Hypocrisy knows no bounds

THE INDICTMENT of Slobodan Milosevic for war crimes is a staggering hypocrisy. If he is to stand in the dock to answer for his actions, so should the NATO leaders who are ordering the merciless bombing of civilian targets in Yugoslavia.

Milosevic is charged with the forced movement of hundreds of thousands of Albanians from their homes in Kosovo and with the murder of 340 of them. The indictment states that Milosevic bears responsibility for the behaviour of Serbian forces in Kosovo. Milosevic does bear responsibility. But so too do the NATO leaders for what their forces are doing.

Former president of Ireland Mary Robinson, who is now a UN high commissioner, said four weeks ago that NATO's bombing had killed 1,200 civilians in Serbia and Kosovo. The deliberate targeting of civilians, or even recklessly endangering them, is a war crime under the Geneva Convention. Yet that is exactly what NATO is doing. There is no difference between bombing civilians from the air and shooting them on the ground. It is also a war crime to use poisoned weapons. Only one side is doing that in Yugoslavia-NATO, with its depleted uranium shells which are spreading lethal radiation across the area.

Tony Blair and Bill Clinton are past masters at breaking the "rules of war" set out in the Geneva Convention. They "destroyed civilian property" when the US, backed by Blair, blew up the al-Shifa medicine factory in Sudan last year. Every month they "wantonly kill" 5,000 Iraqi children through sanctions.

They are in a long line of Western leaders who are responsible for some of the greatest crimes this century. No one was ever called to account for dropping atomic bombs on Hiroshima and Nagasaki, incinerating 100,000 people, at the end of the Second World War. No tribunal met to judge the three US presidents who terrorised the people of Vietnam. Clinton, Blair and NATO are not fit to judge anyone for atrocities. They defend a system which breeds the biggest crime of all-war itself.


JUDGE AND JURY

THE MOST powerful rulers in the world give themselves the right to say who is a "war criminal". The US supports the International Criminal Tribunal for the former Yugoslavia because its main focus is on atrocities committed by one side in the Balkan wars of the last decade-Serbia.
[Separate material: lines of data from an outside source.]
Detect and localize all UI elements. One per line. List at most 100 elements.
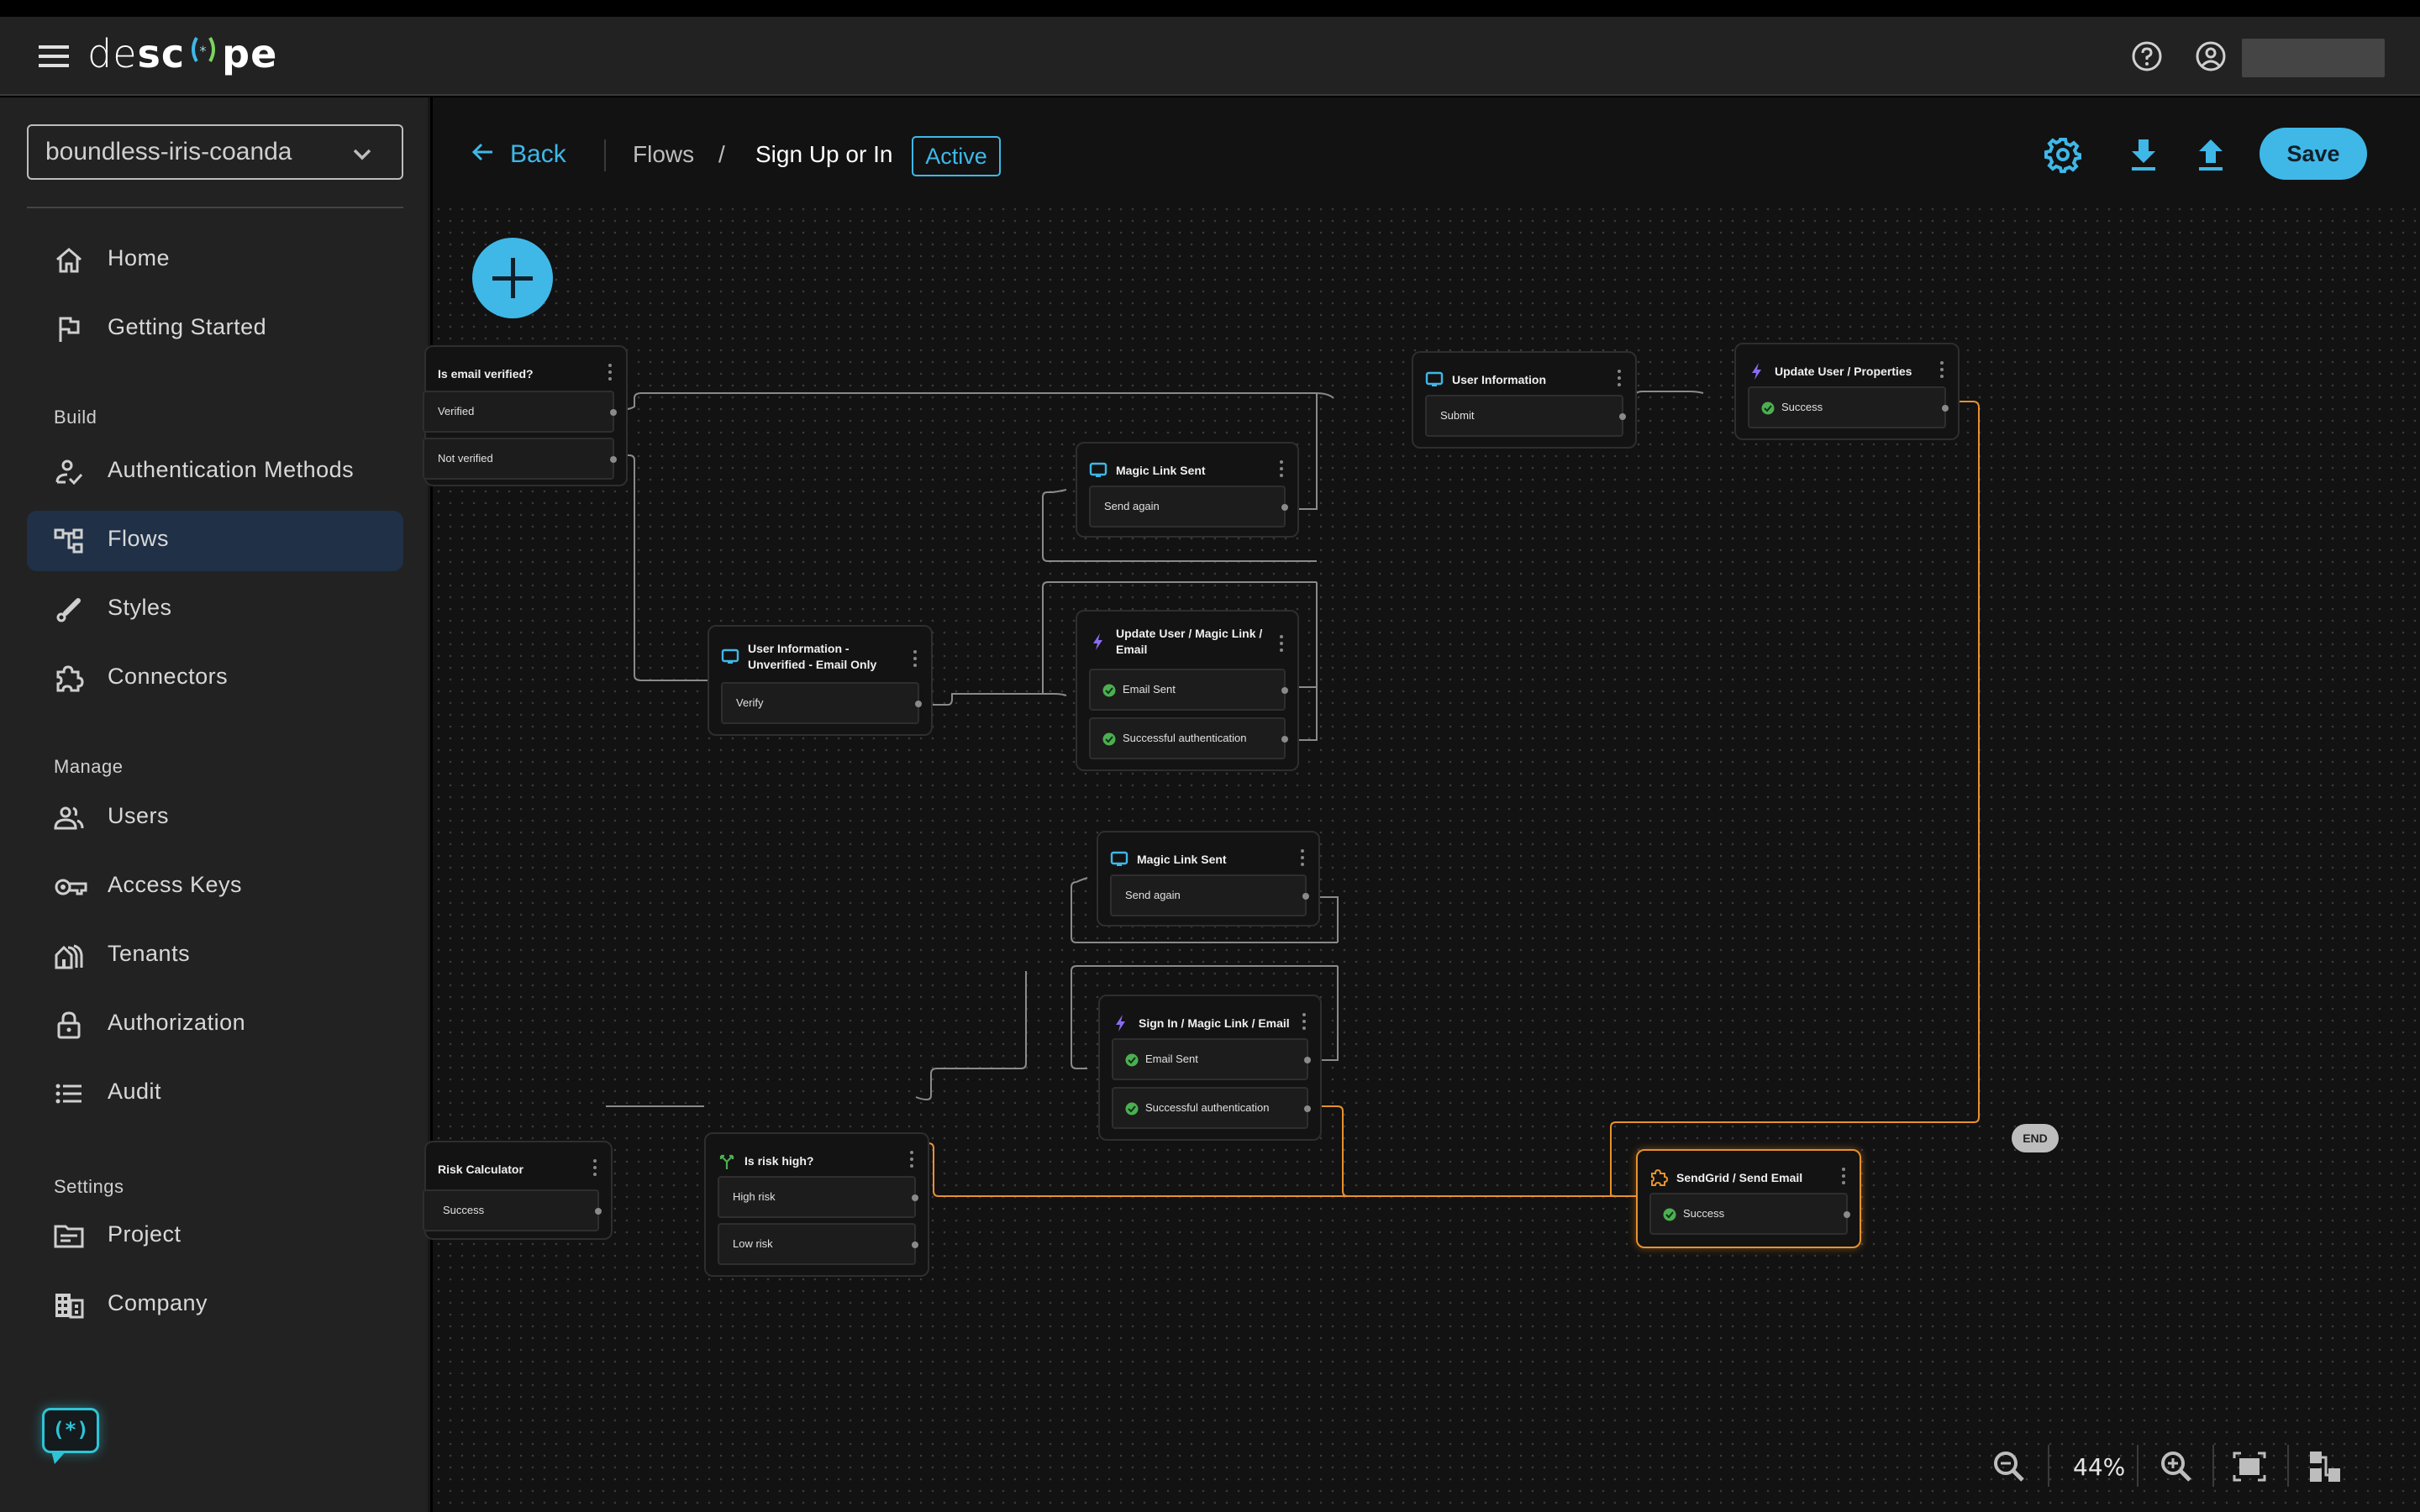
node-update-user-magic-link[interactable]: Update User / Magic Link / Email Email S… [1076, 610, 1299, 771]
sidebar-item-flows[interactable]: Flows [27, 511, 403, 571]
app-header: de sc * pe [0, 17, 2420, 96]
node-user-information[interactable]: User Information Submit [1412, 351, 1637, 449]
output-handle[interactable] [1304, 1057, 1311, 1063]
check-circle-icon [1102, 732, 1116, 746]
descope-logo-mark-icon: * [187, 30, 220, 76]
output-handle[interactable] [1304, 1105, 1311, 1112]
node-output[interactable]: Success [423, 1189, 602, 1231]
more-vertical-icon[interactable] [1279, 635, 1284, 652]
user-name-placeholder[interactable] [2242, 39, 2385, 77]
upload-icon[interactable] [2192, 136, 2229, 173]
node-output[interactable]: Not verified [423, 438, 617, 480]
fit-view-icon[interactable] [2233, 1450, 2266, 1483]
back-button[interactable]: Back [470, 139, 566, 169]
descope-logo[interactable]: de sc * pe [87, 30, 277, 76]
node-output[interactable]: Submit [1425, 395, 1626, 437]
node-title: Is email verified? [438, 366, 534, 381]
node-output[interactable]: Verify [721, 682, 922, 724]
sidebar-item-getting-started[interactable]: Getting Started [27, 299, 403, 360]
output-handle[interactable] [595, 1208, 602, 1215]
download-icon[interactable] [2125, 136, 2162, 173]
node-output[interactable]: Email Sent [1112, 1038, 1311, 1080]
sidebar-item-authentication-methods[interactable]: Authentication Methods [27, 442, 403, 502]
status-badge: Active [912, 136, 1001, 176]
sidebar-item-access-keys[interactable]: Access Keys [27, 857, 403, 917]
more-vertical-icon[interactable] [1300, 849, 1305, 866]
save-button[interactable]: Save [2260, 128, 2367, 180]
sidebar-item-connectors[interactable]: Connectors [27, 648, 403, 709]
node-output[interactable]: Email Sent [1089, 669, 1288, 711]
more-vertical-icon[interactable] [1617, 370, 1622, 386]
node-title: Risk Calculator [438, 1162, 523, 1176]
edge-not-verified-to-unverified-info [619, 454, 708, 681]
output-handle[interactable] [610, 456, 617, 463]
sidebar-item-styles[interactable]: Styles [27, 580, 403, 640]
add-node-button[interactable] [472, 238, 553, 318]
node-output[interactable]: Success [1748, 386, 1949, 428]
sidebar-item-company[interactable]: Company [27, 1275, 403, 1336]
node-output[interactable]: Verified [423, 391, 617, 433]
node-sendgrid-send-email[interactable]: SendGrid / Send Email Success [1636, 1149, 1861, 1248]
output-handle[interactable] [915, 701, 922, 707]
more-vertical-icon[interactable] [1279, 460, 1284, 477]
project-selector[interactable]: boundless-iris-coanda [27, 124, 403, 180]
node-is-email-verified[interactable]: Is email verified? Verified Not verified [423, 345, 628, 486]
node-magic-link-sent-1[interactable]: Magic Link Sent Send again [1076, 442, 1299, 538]
more-vertical-icon[interactable] [909, 1151, 914, 1168]
account-circle-icon[interactable] [2195, 40, 2227, 72]
gear-icon[interactable] [2044, 136, 2081, 173]
sidebar-item-authorization[interactable]: Authorization [27, 995, 403, 1055]
output-handle[interactable] [1281, 687, 1288, 694]
more-vertical-icon[interactable] [1302, 1013, 1307, 1030]
node-risk-calculator[interactable]: Risk Calculator Success [423, 1141, 613, 1240]
output-handle[interactable] [1281, 736, 1288, 743]
node-output[interactable]: Successful authentication [1089, 717, 1288, 759]
lightning-icon [1089, 633, 1107, 651]
end-node[interactable]: END [2012, 1124, 2059, 1152]
chat-assistant-button[interactable]: (*) [42, 1408, 99, 1464]
node-update-user-properties[interactable]: Update User / Properties Success [1734, 343, 1960, 440]
output-handle[interactable] [1942, 405, 1949, 412]
folder-icon [54, 1221, 84, 1252]
sidebar-item-tenants[interactable]: Tenants [27, 926, 403, 986]
sidebar: boundless-iris-coanda Home Getting Start… [0, 97, 430, 1512]
zoom-in-icon[interactable] [2160, 1450, 2193, 1483]
help-circle-icon[interactable] [2131, 40, 2163, 72]
node-output[interactable]: High risk [718, 1176, 918, 1218]
node-output[interactable]: Send again [1110, 874, 1309, 916]
node-output[interactable]: Successful authentication [1112, 1087, 1311, 1129]
more-vertical-icon[interactable] [608, 364, 613, 381]
sidebar-item-audit[interactable]: Audit [27, 1063, 403, 1124]
check-circle-icon [1663, 1208, 1676, 1221]
zoom-out-icon[interactable] [1992, 1450, 2026, 1483]
sidebar-item-project[interactable]: Project [27, 1206, 403, 1267]
node-sign-in-magic-link[interactable]: Sign In / Magic Link / Email Email Sent … [1098, 995, 1322, 1141]
node-user-info-unverified[interactable]: User Information - Unverified - Email On… [708, 625, 933, 736]
node-output[interactable]: Success [1649, 1193, 1850, 1235]
chevron-down-icon [351, 143, 373, 165]
breadcrumb-flows[interactable]: Flows [633, 141, 694, 168]
more-vertical-icon[interactable] [1939, 361, 1944, 378]
auto-layout-icon[interactable] [2308, 1450, 2342, 1483]
sidebar-divider [27, 207, 403, 208]
more-vertical-icon[interactable] [592, 1159, 597, 1176]
output-handle[interactable] [1619, 413, 1626, 420]
menu-button[interactable] [39, 45, 69, 67]
output-handle[interactable] [1281, 504, 1288, 511]
sidebar-item-home[interactable]: Home [27, 230, 403, 291]
puzzle-icon [1649, 1168, 1669, 1187]
node-output[interactable]: Send again [1089, 486, 1288, 528]
more-vertical-icon[interactable] [1841, 1168, 1846, 1184]
node-magic-link-sent-2[interactable]: Magic Link Sent Send again [1097, 831, 1320, 927]
more-vertical-icon[interactable] [913, 650, 918, 667]
node-output[interactable]: Low risk [718, 1223, 918, 1265]
output-handle[interactable] [1302, 893, 1309, 900]
user-check-icon [54, 457, 84, 487]
output-handle[interactable] [1844, 1211, 1850, 1218]
sidebar-item-users[interactable]: Users [27, 788, 403, 848]
output-handle[interactable] [912, 1194, 918, 1201]
output-handle[interactable] [610, 409, 617, 416]
node-is-risk-high[interactable]: Is risk high? High risk Low risk [704, 1132, 929, 1277]
output-handle[interactable] [912, 1242, 918, 1248]
flow-canvas[interactable]: Back Flows / Sign Up or In Active Save I… [423, 97, 2420, 1512]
Diplomats from the US and other NATO countries fought tooth and nail to ensure that the tribunal's prosecutors would be drawn from "reliable" states. Tribunal prosecutor Louise Arbour is a pillar of the establishment in Canada, a NATO member. Her indictment of Milosevic refers to attacks by Serb forces on non-Serbs during the Bosnian wars without once mentioning similar attacks on Serbs by Croat and Muslim forces. She admits that much of her evidence for war crimes prosecutions is gathered by the very NATO forces which are pounding Serbia.

When the tribunal gave itself an air of impartiality by gathering evidence against three Croatian generals in November of last year, the US attacked it. The three have yet to be charged or even named. A number of countries tried last year to establish a permanent International Criminal Court. It was to look into the activities of all states, and many smaller countries hoped that it would be less under the sway of the US. Bill Clinton spiked it.

The Pentagon convened a meeting of military attaches from over 100 embassies in Washington to coordinate opposition to the plan. Many had taken part in state repression in their own countries. The US refused to ratify the court, along with Israel, when it did not get everything it demanded.